The world is hastening toward a new crisis or, if this does not occur, to an impoverishment of the poorest. The much-reviled market, however, offers a further demonstration of its vitality. Despite the crisis of the euro, which officially is not happening, the rate of exchange of the European currency with respect to the dollar lost about 15% in a few months, re-establishing profits for the exporters, without considering the gains in productivity obtained through product and process innovation.

From the decisions made or not made by the governments (in those countries, like Germany, where there is an excess of savings over consumption) no growth can come, as public opinion keeps insisting, while the market, with its great capacity for adaptation, seems already able to stimulate it on the order of 1%.

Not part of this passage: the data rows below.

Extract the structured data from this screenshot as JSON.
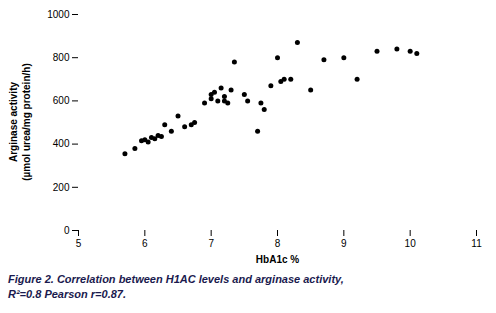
{
  "chart_data": {
    "type": "scatter",
    "x": [
      5.7,
      5.85,
      5.95,
      6.0,
      6.05,
      6.1,
      6.15,
      6.2,
      6.25,
      6.3,
      6.4,
      6.5,
      6.6,
      6.7,
      6.75,
      6.9,
      7.0,
      7.0,
      7.05,
      7.1,
      7.15,
      7.2,
      7.2,
      7.25,
      7.3,
      7.35,
      7.5,
      7.55,
      7.7,
      7.75,
      7.8,
      7.9,
      8.0,
      8.05,
      8.1,
      8.2,
      8.3,
      8.5,
      8.7,
      9.0,
      9.2,
      9.5,
      9.8,
      10.0,
      10.1
    ],
    "values": [
      355,
      380,
      415,
      420,
      410,
      430,
      425,
      440,
      435,
      490,
      460,
      530,
      480,
      490,
      500,
      590,
      610,
      630,
      640,
      600,
      660,
      620,
      600,
      590,
      650,
      780,
      630,
      600,
      460,
      590,
      560,
      670,
      800,
      690,
      700,
      700,
      870,
      650,
      790,
      800,
      700,
      830,
      840,
      830,
      820
    ],
    "color": "#000000",
    "xlabel": "HbA1c %",
    "ylabel": [
      "Arginase activity",
      "(µmol urea/mg protein/h)"
    ],
    "xlim": [
      5,
      11
    ],
    "ylim": [
      0,
      1000
    ],
    "xticks": [
      5,
      6,
      7,
      8,
      9,
      10,
      11
    ],
    "yticks": [
      0,
      200,
      400,
      600,
      800,
      1000
    ],
    "caption": [
      "Figure 2.  Correlation between H1AC levels and arginase activity,",
      "R²=0.8 Pearson r=0.87."
    ]
  }
}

Some say that euro/dollar parity might return to the levels established at the time of its birth - 1.16 rather than the current 1.29 - and others hope the euro and the dollar reach parity to have a strong recovery of growth in Europe. This would ensure another percentage point. It is unlikely that either goal can be reached, because the dollar is structurally weak, even though it does not fall and instead tends to revaluate because it has behind it what the euro lacks: a state capable of defending its credibility even more than its value.

It is natural that the spurt shown by exports caused by the decline of the euro has a dangerous side effect, because it raises the prices of imported goods, first and foremost oil, but also every other freely traded product. For Italy, the devaluation of the euro means 1-1.5 percentage points of inflation which perhaps has already been expressed in the current performance of prices, and that acts on fixed incomes like a tax for that amount.

The euro-dollar exchange is not the only evidence of the market's capacity for adaptation: it also reacted wisely to the recent decisions of the rating agencies without transmitting shock waves. In conclusion, it would be easy to determine what the market has in store for us if we had more faith in it and didn't smother it in the regulatory fury of the authorities. The market could give development a better service than the authorities can.